Ideally, anyone applicable for the position should be given the opportunity to apply for it, and can potentially fall within the protection of the EEOC if they feel they were unfairly overlooked and discriminated. Applicants who do not hear about a vacancy until it is too late to apply for it because candidates have been sought through an informal recruitment process may be able to claim discrimination on the basis that the recruitment method was a discriminatory arrangement.

If the best fit for a position just so happens to be someone you know it is not a deplorable concept to alert them to the job. It is how most of us hear about opportunities, networking through friends and loved ones. But for hiring managers it is a slippery-slope of trying to even-handedly weigh the best candidates when friends are involved.

The Wall Street Journal suggests ways of making yourself stand out in hopes of getting in on the inside track with hiring managers who are prolific about conducting business in this manner. They suggested frequently making coffee and lunch dates with managers in other departments so you can be on their radar in the event your department is downsized. Be candid with your boss if you are concerned about a potential higher up position opening up, as you want the focus on you and not someone else. Seek networking opportunities with hiring managers. Duncan Mathison, co-author of “Unlock the Hidden Job Market,” says:

“A lot of people make the mistake of just showing up at a networking event and meeting with other unemployed people.” But he does not suggest ways of making direct connections with hiring managers other than to engage in panel discussions about key issues and participating in happy hour.

How is this helpful to the unemployed? How do you find the in with the in man or woman? How are you expected to network when the only commonality you have with a hiring manager is that you need a job and they might have one to offer? But you don’t want any job, you want the one you are best suited for. This explains why some people resort to street-walking with sandwich-board resumes. Some people are introverts or socially awkward. Are they expected to only network online? I can just imagine what the inboxes of some hiring managers’ look like if people are expected to endear themselves to them on a personal level in order to be in the know for an upcoming inside job.

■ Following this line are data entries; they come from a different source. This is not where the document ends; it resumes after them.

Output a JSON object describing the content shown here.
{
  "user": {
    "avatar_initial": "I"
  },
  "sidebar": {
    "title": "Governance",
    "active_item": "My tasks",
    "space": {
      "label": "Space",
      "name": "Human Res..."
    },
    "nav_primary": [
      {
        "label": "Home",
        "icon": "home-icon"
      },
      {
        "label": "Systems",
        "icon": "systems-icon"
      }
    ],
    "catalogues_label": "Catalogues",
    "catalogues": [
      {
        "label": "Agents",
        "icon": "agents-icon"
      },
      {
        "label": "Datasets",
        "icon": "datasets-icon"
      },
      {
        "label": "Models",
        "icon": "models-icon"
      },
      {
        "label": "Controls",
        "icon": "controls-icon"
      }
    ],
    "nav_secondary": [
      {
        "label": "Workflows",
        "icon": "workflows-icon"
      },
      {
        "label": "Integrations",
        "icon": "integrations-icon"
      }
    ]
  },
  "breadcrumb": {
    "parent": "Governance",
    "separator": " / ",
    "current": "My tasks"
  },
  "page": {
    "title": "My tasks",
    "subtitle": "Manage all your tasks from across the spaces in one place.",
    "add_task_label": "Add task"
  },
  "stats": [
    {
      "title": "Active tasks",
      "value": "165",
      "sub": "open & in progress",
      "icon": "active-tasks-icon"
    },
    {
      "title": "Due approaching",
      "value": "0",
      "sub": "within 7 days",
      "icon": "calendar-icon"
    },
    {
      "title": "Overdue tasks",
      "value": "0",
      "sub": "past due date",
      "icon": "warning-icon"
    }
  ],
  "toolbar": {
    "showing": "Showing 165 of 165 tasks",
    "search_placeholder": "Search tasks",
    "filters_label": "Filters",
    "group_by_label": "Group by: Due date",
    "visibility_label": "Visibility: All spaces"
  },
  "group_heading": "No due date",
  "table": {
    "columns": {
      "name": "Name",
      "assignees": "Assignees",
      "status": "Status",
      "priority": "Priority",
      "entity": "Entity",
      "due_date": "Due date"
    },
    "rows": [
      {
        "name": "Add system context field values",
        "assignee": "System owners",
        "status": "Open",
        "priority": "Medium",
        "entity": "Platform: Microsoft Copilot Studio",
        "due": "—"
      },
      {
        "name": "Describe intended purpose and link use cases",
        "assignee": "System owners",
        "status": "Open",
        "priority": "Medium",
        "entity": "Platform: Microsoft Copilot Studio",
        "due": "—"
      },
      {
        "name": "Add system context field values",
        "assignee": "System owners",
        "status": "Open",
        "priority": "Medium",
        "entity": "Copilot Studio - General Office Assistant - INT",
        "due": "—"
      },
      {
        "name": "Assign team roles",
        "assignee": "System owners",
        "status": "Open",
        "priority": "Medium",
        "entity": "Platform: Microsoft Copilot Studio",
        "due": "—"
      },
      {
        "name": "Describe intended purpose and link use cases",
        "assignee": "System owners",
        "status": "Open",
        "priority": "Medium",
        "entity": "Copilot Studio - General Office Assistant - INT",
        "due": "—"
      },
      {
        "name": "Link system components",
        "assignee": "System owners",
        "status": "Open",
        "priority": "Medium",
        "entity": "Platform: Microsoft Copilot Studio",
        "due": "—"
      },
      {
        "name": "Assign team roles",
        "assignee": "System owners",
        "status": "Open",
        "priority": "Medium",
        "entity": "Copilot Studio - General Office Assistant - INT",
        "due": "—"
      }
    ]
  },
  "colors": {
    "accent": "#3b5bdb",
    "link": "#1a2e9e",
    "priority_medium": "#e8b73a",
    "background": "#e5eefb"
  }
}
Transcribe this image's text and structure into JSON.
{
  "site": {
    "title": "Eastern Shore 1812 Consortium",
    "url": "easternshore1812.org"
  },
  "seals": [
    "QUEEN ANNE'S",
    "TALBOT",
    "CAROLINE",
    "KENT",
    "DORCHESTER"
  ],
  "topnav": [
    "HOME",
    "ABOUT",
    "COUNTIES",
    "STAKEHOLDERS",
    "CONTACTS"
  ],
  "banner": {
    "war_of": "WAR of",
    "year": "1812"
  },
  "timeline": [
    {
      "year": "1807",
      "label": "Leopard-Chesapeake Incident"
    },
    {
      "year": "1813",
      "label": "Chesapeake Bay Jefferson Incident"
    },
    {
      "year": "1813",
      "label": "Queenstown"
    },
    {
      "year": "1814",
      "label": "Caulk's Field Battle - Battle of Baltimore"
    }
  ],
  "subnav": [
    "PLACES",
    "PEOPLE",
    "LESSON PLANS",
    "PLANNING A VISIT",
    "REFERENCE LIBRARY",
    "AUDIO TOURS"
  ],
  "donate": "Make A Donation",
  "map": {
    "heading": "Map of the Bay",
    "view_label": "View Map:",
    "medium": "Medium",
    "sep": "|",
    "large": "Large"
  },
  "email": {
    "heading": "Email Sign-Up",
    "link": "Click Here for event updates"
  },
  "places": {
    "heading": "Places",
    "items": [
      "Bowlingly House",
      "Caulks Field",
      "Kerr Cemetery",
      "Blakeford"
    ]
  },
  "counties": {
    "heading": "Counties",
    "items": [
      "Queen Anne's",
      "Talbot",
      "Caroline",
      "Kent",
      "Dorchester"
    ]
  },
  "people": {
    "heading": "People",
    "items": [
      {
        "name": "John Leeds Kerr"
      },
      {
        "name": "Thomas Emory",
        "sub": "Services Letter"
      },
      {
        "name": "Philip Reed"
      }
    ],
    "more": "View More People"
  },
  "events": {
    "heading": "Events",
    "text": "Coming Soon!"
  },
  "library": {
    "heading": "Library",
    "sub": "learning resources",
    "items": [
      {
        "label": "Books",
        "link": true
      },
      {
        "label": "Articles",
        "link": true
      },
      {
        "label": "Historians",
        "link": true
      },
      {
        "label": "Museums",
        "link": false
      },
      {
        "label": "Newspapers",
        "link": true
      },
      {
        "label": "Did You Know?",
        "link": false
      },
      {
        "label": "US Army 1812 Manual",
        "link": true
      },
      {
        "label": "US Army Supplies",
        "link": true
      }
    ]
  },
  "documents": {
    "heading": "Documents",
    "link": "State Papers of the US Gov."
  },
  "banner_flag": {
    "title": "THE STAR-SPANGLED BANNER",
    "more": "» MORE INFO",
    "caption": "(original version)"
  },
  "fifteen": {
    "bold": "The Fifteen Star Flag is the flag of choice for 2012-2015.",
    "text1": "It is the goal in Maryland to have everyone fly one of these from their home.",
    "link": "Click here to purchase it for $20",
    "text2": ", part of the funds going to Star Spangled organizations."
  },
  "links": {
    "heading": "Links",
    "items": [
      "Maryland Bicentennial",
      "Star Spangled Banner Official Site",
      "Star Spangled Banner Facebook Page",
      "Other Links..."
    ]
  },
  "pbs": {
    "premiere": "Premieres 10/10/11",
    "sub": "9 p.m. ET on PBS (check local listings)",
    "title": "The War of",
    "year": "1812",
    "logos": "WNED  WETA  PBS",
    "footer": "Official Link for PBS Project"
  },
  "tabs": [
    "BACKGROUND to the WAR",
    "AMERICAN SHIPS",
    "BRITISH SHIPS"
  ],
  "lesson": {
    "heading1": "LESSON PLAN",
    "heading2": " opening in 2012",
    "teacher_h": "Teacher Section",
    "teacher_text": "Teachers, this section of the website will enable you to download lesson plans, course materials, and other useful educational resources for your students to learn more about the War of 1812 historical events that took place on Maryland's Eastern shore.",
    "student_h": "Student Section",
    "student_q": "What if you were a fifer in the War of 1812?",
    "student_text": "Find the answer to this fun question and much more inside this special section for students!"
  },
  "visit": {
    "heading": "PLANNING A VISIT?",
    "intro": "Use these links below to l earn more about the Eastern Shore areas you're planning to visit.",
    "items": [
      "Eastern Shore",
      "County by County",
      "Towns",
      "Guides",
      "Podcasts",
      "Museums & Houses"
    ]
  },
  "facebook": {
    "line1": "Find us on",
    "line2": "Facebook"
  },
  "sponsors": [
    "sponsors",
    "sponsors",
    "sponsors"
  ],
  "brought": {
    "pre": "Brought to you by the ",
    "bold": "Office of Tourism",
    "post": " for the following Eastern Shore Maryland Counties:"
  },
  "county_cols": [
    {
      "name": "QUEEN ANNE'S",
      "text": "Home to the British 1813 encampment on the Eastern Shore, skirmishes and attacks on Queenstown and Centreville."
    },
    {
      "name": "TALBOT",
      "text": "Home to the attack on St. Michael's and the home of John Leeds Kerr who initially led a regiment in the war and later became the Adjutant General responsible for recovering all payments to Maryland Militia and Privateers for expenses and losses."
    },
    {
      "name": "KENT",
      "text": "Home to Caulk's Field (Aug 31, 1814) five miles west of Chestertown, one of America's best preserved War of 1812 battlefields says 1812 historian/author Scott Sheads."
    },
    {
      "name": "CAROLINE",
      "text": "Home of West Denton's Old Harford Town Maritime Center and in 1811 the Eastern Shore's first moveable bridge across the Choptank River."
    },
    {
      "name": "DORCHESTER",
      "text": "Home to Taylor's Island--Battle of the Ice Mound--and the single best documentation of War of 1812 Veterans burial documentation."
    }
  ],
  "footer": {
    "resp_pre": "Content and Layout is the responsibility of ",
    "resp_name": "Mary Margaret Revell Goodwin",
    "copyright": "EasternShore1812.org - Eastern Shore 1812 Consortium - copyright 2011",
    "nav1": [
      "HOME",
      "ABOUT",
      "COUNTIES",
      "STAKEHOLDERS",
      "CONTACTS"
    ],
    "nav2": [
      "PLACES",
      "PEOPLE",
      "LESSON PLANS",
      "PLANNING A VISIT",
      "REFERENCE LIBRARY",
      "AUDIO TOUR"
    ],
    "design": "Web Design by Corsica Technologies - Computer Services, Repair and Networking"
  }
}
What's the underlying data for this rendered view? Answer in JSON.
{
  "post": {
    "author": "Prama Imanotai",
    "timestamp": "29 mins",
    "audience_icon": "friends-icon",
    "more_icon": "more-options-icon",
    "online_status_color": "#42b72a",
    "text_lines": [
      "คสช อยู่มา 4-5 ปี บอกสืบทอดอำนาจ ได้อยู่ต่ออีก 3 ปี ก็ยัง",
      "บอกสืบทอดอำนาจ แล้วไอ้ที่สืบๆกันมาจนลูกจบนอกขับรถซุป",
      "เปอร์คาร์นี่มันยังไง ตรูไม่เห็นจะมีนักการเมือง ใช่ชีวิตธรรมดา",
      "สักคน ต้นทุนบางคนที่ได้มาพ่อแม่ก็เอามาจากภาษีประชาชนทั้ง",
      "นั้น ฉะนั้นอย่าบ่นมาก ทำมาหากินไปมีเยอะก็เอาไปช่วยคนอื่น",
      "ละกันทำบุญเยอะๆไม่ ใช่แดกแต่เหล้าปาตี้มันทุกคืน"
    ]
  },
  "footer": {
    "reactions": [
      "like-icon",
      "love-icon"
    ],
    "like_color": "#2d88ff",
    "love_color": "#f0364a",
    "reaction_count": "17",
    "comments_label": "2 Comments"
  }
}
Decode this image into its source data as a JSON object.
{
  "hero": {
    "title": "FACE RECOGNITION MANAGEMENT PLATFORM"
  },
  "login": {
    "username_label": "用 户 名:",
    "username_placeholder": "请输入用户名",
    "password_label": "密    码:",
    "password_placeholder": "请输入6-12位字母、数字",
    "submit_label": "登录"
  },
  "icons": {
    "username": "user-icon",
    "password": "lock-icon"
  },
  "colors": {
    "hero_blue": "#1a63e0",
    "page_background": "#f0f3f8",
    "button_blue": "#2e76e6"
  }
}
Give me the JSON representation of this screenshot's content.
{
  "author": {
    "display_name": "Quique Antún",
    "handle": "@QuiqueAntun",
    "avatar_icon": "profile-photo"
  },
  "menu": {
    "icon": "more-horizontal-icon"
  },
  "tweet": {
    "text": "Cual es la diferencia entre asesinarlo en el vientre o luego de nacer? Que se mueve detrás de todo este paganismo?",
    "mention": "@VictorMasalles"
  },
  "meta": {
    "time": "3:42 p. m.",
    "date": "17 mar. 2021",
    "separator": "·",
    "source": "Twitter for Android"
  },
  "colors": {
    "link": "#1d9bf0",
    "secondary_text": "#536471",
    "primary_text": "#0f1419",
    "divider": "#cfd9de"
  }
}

Hence why there should be a more fair application processes in place, allowing a potential applicant to see a real job posting, reply to it, and wait to hear something (if anything) back on whether or not they are in consideration for the position. If for any reason a company feels there is someone internally that can do the job better, offer it to them first and don’t bother stringing along the hopes of others with a faux ad. If they don’t want the position, great, please post it for the rest of us.